Department of Ophthalmology, University of Washington, Seattle.
Moorfields Eye Hospital National Health Service Foundation Trust, London, United Kingdom.
JAMA Netw Open. 2019 Feb 1;2(2):e188029. doi: 10.1001/jamanetworkopen.2018.8029.
As currently used, microperimetry is a burdensome clinical testing modality for testing retinal sensitivity requiring long testing times and trained technicians.
To create a deep-learning network that could directly estimate function from structure de novo to provide an en face high-resolution map of estimated retinal sensitivity.
DESIGN, SETTING, AND PARTICIPANTS: A cross-sectional imaging study using data collected between January 1, 2016, and November 30, 2017, from the Natural History Observation and Registry of macular telangiectasia type 2 (MacTel) evaluated 38 participants with confirmed MacTel from 2 centers.
Mean absolute error of estimated compared with observed retinal sensitivity. Observed retinal sensitivity was obtained with fundus-controlled perimetry (microperimetry). Estimates of retinal sensitivity were made with deep-learning models that learned on superpositions of high-resolution optical coherence tomography (OCT) scans and microperimetry results. Those predictions were used to create high-density en face sensitivity maps of the macula. Training, validation, and test sets were segregated at the patient level.

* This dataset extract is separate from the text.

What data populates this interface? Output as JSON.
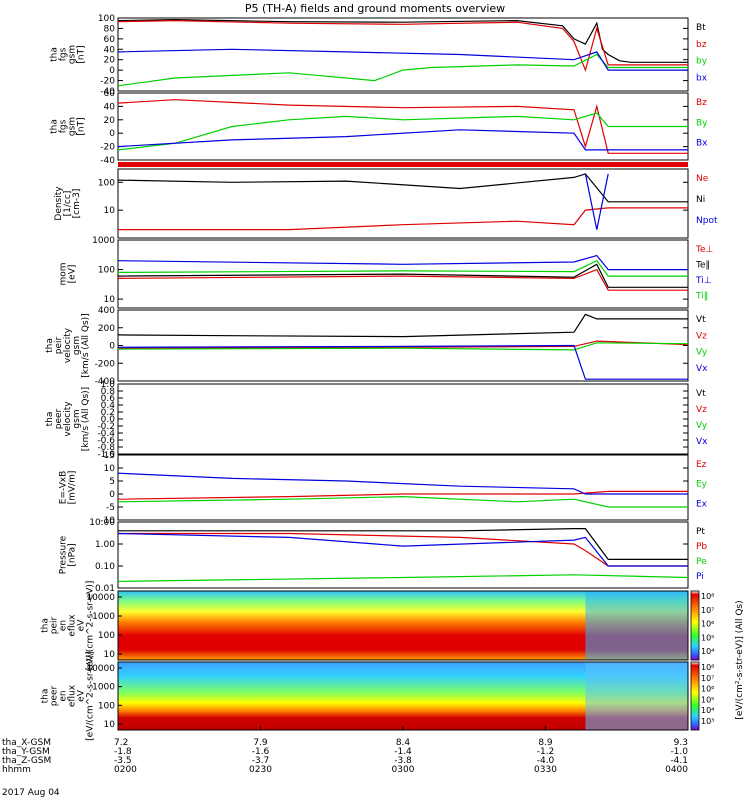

A total of 2499 microperimetry sensitivities were mapped onto 1708 OCT B-scans from 63 eyes of 38 patients (mean [SD] age, 74.3 [9.7] years; 15 men [39.5%]). The numbers of examples for our algorithm were 67 899 (103 053 after data augmentation) for training, 1695 for validation, and 1212 for testing. Mean absolute error results were 4.51 dB (95% CI, 4.36-4.65 dB) when using linear regression and 3.66 dB (95% CI, 3.53-3.78 dB) when using the LeNet model. Using a 49.9 million-variable deep-learning model, a mean absolute error of 3.36 dB (95% CI, 3.25-3.48 dB) of retinal sensitivity for validation and test was achieved. Correlation showed a high degree of agreement (Pearson correlation r = 0.78). By paired Wilcoxon rank sum test, our model significantly outperformed these 2 baseline models (P < .001).
High-resolution en face maps of estimated retinal sensitivities were created in eyes with MacTel. The maps were of unequalled resolution compared with microperimetry and were able to correctly delineate functionally healthy and impaired retina. This model may be useful to monitor structural and functional disease progression and has potential as an objective surrogate outcome measure in investigational trials.
目前,微视野检查是一种繁琐的临床测试方法,用于测试视网膜敏感度,需要长时间的测试和训练有素的技术人员。
创建一个深度学习网络,可以直接从结构中估计功能,提供估计的视网膜敏感度的高分辨率面图。
设计、设置和参与者:一项横断面成像研究使用了 2016 年 1 月 1 日至 2017 年 11 月 30 日期间收集的数据,评估了来自 2 个中心的 38 名确诊为 MacTel 的参与者,这些参与者的数据来自自然史观察和 2 型黄斑毛细血管扩张症(MacTel)的登记处。
与观察到的视网膜敏感度相比,估计的平均绝对误差。观察到的视网膜敏感度是通过眼底控制的视野检查(微视野检查)获得的。通过深度学习模型对高分辨率光学相干断层扫描(OCT)扫描和微视野检查结果的叠加进行估计。这些预测被用于创建黄斑的高密度面图敏感性地图。在患者水平上分离了训练、验证和测试集。
共将 2499 个微视野敏感度映射到来自 38 名患者 63 只眼的 1708 个 OCT B 扫描(平均[SD]年龄,74.3[9.7]岁;15 名男性[39.5%])。我们算法的示例数量为 67899 个(数据扩充后为 103053 个)用于训练,1695 个用于验证,1212 个用于测试。使用线性回归的平均绝对误差结果为 4.51dB(95%置信区间,4.36-4.65dB),使用 LeNet 模型的平均绝对误差为 3.66dB(95%置信区间,3.53-3.78dB)。使用 4990 万个变量的深度学习模型,在验证和测试中实现了 3.36dB(95%置信区间,3.25-3.48dB)的视网膜敏感度的平均绝对误差。相关性显示出高度的一致性(Pearson 相关 r=0.78)。通过配对 Wilcoxon 秩和检验,我们的模型明显优于这两个基线模型(P<0.001)。
在患有 MacTel 的眼睛中创建了估计的视网膜敏感度的高分辨率面图。与微视野检查相比,这些地图具有无与伦比的分辨率,并且能够正确描绘功能正常和受损的视网膜。该模型可能有助于监测结构和功能疾病的进展,并有可能成为研究试验中的客观替代终点测量指标。